Just back from a lightning visit to Edinburgh to take part in a really stimulating conference on Lampedusa's Gattopardo at Fifty, organised with great panache by my erstwhile colleague Davide Messina and ably aided and abetted by Chris Taylor from the NLS, with the usual unstinting support of the director of the Istituto italiano di cultura per la Scozia, Luigino Zecchin.

Lampedusa's adopted son, the model for Tancredi in the book, was taking part (Luigino had pulled some strings, I suspect). Sometimes these literary guardians are a pain in the arse, living off reheated memories dished out for the umpteenth time, but Gioacchino Lanza Tomasi is quite a different animal, having been a top rank opera director as well as an academic. He was on sparkling form, and quite without pomp, a really nice person to talk to.

It was quite moving to see the manuscript of the book at the NLS, written, as far as I could see, in biro on school notebook style paper. To know also that it was written in a race against time, by someone whose motivation came late, made it even more special. Gioacchino had also brought along a small medallion portrait of the figure in Lampedusa's family who had been the model for the prince. The book is like one long, amplified, sublime ecphrasis of this otherwise banal portrait.

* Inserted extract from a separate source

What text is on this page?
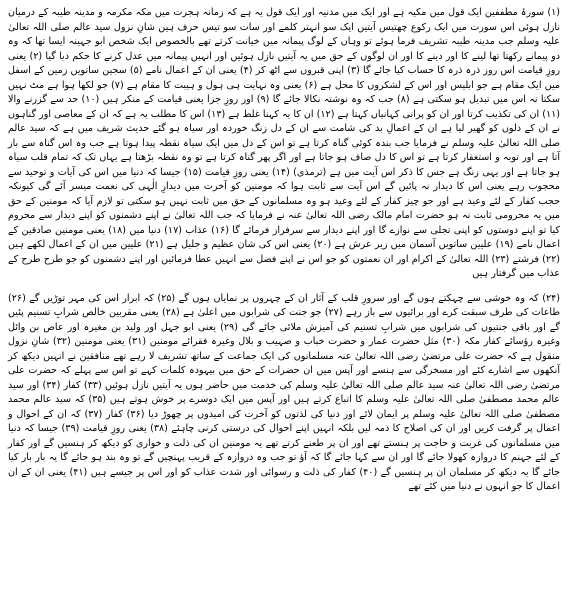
(۱) سورۂ مطففین ایک قول میں مکیہ ہے اور ایک میں مدنیہ اور ایک قول یہ ہے کہ زمانہ ہجرت میں مکہ مکرمہ و مدینہ طیبہ کے درمیان نازل ہوئی اس سورت میں ایک رکوع چھتیس آیتیں ایک سو انہتر کلمے اور سات سو تیس حرف ہیں شانِ نزول سید عالم صلی اللہ تعالیٰ علیہ وسلم جب مدینہ طیبہ تشریف فرما ہوئے تو وہاں کے لوگ پیمانہ میں خیانت کرتے تھے بالخصوص ایک شخص ابو جہینہ ایسا تھا کہ وہ دو پیمانے رکھتا تھا لینے کا اور دینے کا اور ان لوگوں کے حق میں یہ آیتیں نازل ہوئیں اور انہیں پیمانہ میں عدل کرنے کا حکم دیا گیا (۲) یعنی روزِ قیامت اس روز ذرہ ذرہ کا حساب کیا جائے گا (۳) اپنی قبروں سے اٹھ کر (۴) یعنی ان کے اعمال نامے (۵) سجین ساتویں زمین کے اسفل میں ایک مقام ہے جو ابلیس اور اس کے لشکروں کا محل ہے (۶) یعنی وہ نہایت ہی ہول و ہیبت کا مقام ہے (۷) جو لکھا ہوا ہے مٹ نہیں سکتا نہ اس میں تبدیل ہو سکتی ہے (۸) جب کہ وہ نوشتہ نکالا جائے گا (۹) اور روزِ جزا یعنی قیامت کے منکر ہیں (۱۰) حد سے گزرنے والا (۱۱) ان کی تکذیب کرتا اور ان کو پرانی کہانیاں کہتا ہے (۱۲) ان کا یہ کہنا غلط ہے (۱۳) اس کا مطلب یہ ہے کہ ان کے معاصی اور گناہوں نے ان کے دلوں کو گھیر لیا ہے ان کے اعمالِ بد کی شامت سے ان کے دل زنگ خوردہ اور سیاہ ہو گئے حدیث شریف میں ہے کہ سید عالم صلی اللہ تعالیٰ علیہ وسلم نے فرمایا جب بندہ کوئی گناہ کرتا ہے تو اس کے دل میں ایک سیاہ نقطہ پیدا ہوتا ہے جب وہ اس گناہ سے باز آتا ہے اور توبہ و استغفار کرتا ہے تو اس کا دل صاف ہو جاتا ہے اور اگر پھر گناہ کرتا ہے تو وہ نقطہ بڑھتا ہے یہاں تک کہ تمام قلب سیاہ ہو جاتا ہے اور یہی زنگ ہے جس کا ذکر اس آیت میں ہے (ترمذی) (۱۴) یعنی روزِ قیامت (۱۵) جیسا کہ دنیا میں اس کی آیات و توحید سے محجوب رہے یعنی اس کا دیدار نہ پائیں گے اس آیت سے ثابت ہوا کہ مومنین کو آخرت میں دیدارِ الٰہی کی نعمت میسر آئے گی کیونکہ حجب کفار کے لئے وعید ہے اور جو چیز کفار کے لئے وعید ہو وہ مسلمانوں کے حق میں ثابت نہیں ہو سکتی تو لازم آیا کہ مومنین کے حق میں یہ محرومی ثابت نہ ہو حضرت امام مالک رضی اللہ تعالیٰ عنہ نے فرمایا کہ جب اللہ تعالیٰ نے اپنے دشمنوں کو اپنے دیدار سے محروم کیا تو اپنے دوستوں کو اپنی تجلی سے نوازے گا اور اپنے دیدار سے سرفراز فرمائے گا (۱۶) عذاب (۱۷) دنیا میں (۱۸) یعنی مومنین صادقین کے اعمال نامے (۱۹) علیین ساتویں آسمان میں زیر عرش ہے (۲۰) یعنی اس کی شان عظیم و جلیل ہے (۲۱) علیین میں ان کے اعمال لکھے ہیں (۲۲) فرشتے (۲۳) اللہ تعالیٰ کے اکرام اور ان نعمتوں کو جو اس نے اپنے فضل سے انہیں عطا فرمائیں اور اپنے دشمنوں کو جو طرح طرح کے عذاب میں گرفتار ہیں

(۲۴) کہ وہ خوشی سے چہکتے ہوں گے اور سرورِ قلب کے آثار ان کے چہروں پر نمایاں ہوں گے (۲۵) کہ ابرار اس کی مہر توڑیں گے (۲۶) طاعات کی طرف سبقت کرے اور برائیوں سے باز رہے (۲۷) جو جنت کی شرابوں میں اعلیٰ ہے (۲۸) یعنی مقربین خالص شرابِ تسنیم پئیں گے اور باقی جنتیوں کی شرابوں میں شرابِ تسنیم کی آمیزش ملائی جائے گی (۲۹) یعنی ابو جہل اور ولید بن مغیرہ اور عاص بن وائل وغیرہ رؤسائے کفار مکہ (۳۰) مثل حضرت عمار و حضرت خباب و صہیب و بلال وغیرہ فقرائے مومنین (۳۱) یعنی مومنین (۳۲) شانِ نزول منقول ہے کہ حضرت علی مرتضیٰ رضی اللہ تعالیٰ عنہ مسلمانوں کی ایک جماعت کے ساتھ تشریف لا رہے تھے منافقین نے انہیں دیکھ کر آنکھوں سے اشارے کئے اور مسخرگی سے ہنسے اور آپس میں ان حضرات کے حق میں بیہودہ کلمات کہے تو اس سے پہلے کہ حضرت علی مرتضیٰ رضی اللہ تعالیٰ عنہ سید عالم صلی اللہ تعالیٰ علیہ وسلم کی خدمت میں حاضر ہوں یہ آیتیں نازل ہوئیں (۳۳) کفار (۳۴) اور سید عالم محمد مصطفیٰ صلی اللہ تعالیٰ علیہ وسلم کا اتباع کرتے ہیں اور آپس میں ایک دوسرے پر خوش ہوتے ہیں (۳۵) کہ سید عالم محمد مصطفیٰ صلی اللہ تعالیٰ علیہ وسلم پر ایمان لائے اور دنیا کی لذتوں کو آخرت کی امیدوں پر چھوڑ دیا (۳۶) کفار (۳۷) کہ ان کے احوال و اعمال پر گرفت کریں اور ان کی اصلاح کا ذمہ لیں بلکہ انہیں اپنے احوال کی درستی کرنی چاہئے (۳۸) یعنی روزِ قیامت (۳۹) جیسا کہ دنیا میں مسلمانوں کی غربت و حاجت پر ہنستے تھے اور ان پر طعنے کرتے تھے یہ مومنین ان کی ذلت و خواری کو دیکھ کر ہنسیں گے اور کفار کے لئے جہنم کا دروازہ کھولا جائے گا اور ان سے کہا جائے گا کہ آؤ تو جب وہ دروازہ کے قریب پہنچیں گے تو وہ بند ہو جائے گا یہ بار بار کیا جائے گا یہ دیکھ کر مسلمان ان پر ہنسیں گے (۴۰) کفار کی ذلت و رسوائی اور شدت عذاب کو اور اس پر جیسے ہیں (۴۱) یعنی ان کے ان اعمال کا جو انہوں نے دنیا میں کئے تھے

On the way back from Edinburgh, on an Easyjet flight, who should meekly ask whether I minded him sitting next to me but Stelios H., the founder of Easyjet. Utterly man in the street, a good, sharp conversationalist, and obviously very bright. His relations with the crew of the aeroplane were extremely cordial, and they seemed genuinely pleased to see him. The only ostentation, probably not deliberate, was his very anonymous looking bag, the kind you get as freebies in conferences. This battered example had written on it, though, World Economic Forum.